Nonribosomal Peptide Synthetases (NRPSs)

A family of modular enzymes involved in bacterial natural product biosynthesis.

Nonribosomal Peptide Synthetases

One target of our research is a family of enzymes called nonribosomal peptide synthetases (NRPSs). The NRPS enzymes catalyze the formation of peptide natural products. These peptides are important as some exhibit antibiotic or anti-cancer activities; other NRPS clusters are responsible for the synthesis of peptide siderophores, compounds that bind to iron with high affinity. The NRPSs are modular enzymes that, like fatty acid synthases and polyketide synthases, contain multiple catalytic enzyme activities joined in a single multi-domain protein that can be thousands of residues in length. Each module is responsible for the incorporation of a single residue of the final peptide.

Structural Biology of NRPS enzymes

The structures of individual NRPS domains have been determined to provide insights into the catalytic activities.

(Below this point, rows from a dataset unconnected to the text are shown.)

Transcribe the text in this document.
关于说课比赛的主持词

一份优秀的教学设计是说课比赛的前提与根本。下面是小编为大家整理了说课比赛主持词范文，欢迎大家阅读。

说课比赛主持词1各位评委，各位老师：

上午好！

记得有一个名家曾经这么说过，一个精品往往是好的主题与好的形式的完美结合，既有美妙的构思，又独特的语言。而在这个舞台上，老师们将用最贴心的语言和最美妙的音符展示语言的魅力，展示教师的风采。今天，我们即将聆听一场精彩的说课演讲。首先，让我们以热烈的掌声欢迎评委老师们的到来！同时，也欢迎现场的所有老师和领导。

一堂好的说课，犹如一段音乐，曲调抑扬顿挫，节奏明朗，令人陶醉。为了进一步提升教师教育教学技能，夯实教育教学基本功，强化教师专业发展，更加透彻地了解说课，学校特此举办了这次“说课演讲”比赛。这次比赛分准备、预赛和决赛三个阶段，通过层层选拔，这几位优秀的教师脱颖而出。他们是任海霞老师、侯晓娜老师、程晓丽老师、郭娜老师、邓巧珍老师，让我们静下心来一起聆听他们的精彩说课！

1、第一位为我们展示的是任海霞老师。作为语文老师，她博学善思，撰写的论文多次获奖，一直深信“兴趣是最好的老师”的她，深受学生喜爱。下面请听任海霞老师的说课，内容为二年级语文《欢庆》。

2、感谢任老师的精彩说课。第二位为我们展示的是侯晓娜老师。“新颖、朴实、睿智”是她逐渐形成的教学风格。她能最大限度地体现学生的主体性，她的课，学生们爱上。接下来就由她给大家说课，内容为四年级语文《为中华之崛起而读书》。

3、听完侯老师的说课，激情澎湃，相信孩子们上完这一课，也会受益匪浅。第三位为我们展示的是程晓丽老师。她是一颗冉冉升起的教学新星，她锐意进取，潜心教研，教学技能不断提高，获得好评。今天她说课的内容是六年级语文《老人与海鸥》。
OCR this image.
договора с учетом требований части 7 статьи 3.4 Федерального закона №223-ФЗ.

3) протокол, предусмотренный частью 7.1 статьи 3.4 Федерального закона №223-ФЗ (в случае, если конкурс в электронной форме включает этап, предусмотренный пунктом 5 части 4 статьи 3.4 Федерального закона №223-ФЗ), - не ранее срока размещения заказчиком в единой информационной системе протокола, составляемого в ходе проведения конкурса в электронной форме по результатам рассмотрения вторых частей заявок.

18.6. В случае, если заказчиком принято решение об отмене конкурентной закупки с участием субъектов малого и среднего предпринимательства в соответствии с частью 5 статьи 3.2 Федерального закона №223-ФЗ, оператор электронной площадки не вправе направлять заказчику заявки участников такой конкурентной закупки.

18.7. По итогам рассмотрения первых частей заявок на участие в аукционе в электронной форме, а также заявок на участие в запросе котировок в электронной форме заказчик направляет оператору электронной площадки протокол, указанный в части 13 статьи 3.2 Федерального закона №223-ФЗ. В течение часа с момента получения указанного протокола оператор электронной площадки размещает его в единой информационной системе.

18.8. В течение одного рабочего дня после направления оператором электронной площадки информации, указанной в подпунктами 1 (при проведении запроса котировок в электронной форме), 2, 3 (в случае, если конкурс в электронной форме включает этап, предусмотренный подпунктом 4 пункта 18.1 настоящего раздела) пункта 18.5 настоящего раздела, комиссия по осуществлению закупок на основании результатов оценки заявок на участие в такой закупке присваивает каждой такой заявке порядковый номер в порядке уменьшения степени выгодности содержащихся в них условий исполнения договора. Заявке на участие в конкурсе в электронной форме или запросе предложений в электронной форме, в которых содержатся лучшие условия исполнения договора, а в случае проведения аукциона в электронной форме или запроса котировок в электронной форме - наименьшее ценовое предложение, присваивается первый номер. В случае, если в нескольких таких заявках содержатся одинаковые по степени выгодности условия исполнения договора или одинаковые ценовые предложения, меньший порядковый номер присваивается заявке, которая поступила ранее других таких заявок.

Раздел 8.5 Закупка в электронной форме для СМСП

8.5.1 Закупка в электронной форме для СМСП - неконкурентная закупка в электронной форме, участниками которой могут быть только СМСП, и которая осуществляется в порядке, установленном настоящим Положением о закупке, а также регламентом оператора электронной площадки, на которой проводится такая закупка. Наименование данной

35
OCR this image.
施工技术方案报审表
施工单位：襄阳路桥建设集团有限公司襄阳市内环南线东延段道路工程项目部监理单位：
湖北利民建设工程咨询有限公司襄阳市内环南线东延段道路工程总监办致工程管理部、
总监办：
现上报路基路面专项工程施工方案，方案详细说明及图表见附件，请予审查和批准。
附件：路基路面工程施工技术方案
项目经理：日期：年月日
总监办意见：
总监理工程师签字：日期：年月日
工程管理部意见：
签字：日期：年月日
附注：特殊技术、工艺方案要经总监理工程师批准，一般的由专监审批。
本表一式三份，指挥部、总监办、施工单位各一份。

Additionally, structures of multidomain NRPS enzymes have been determined that identify the structural foundation for activity by these assembly line proteins. A large conformational change within the adenylation domain, for example, results in a domain rearrangement that allows the adenylation domain to adopt a conformation that is used to bind to the carrier protein domain for loading. After loading, the adenylation domain reverts to a conformation that delivers the loaded carrier protein domain directly to the upstream condensation domain.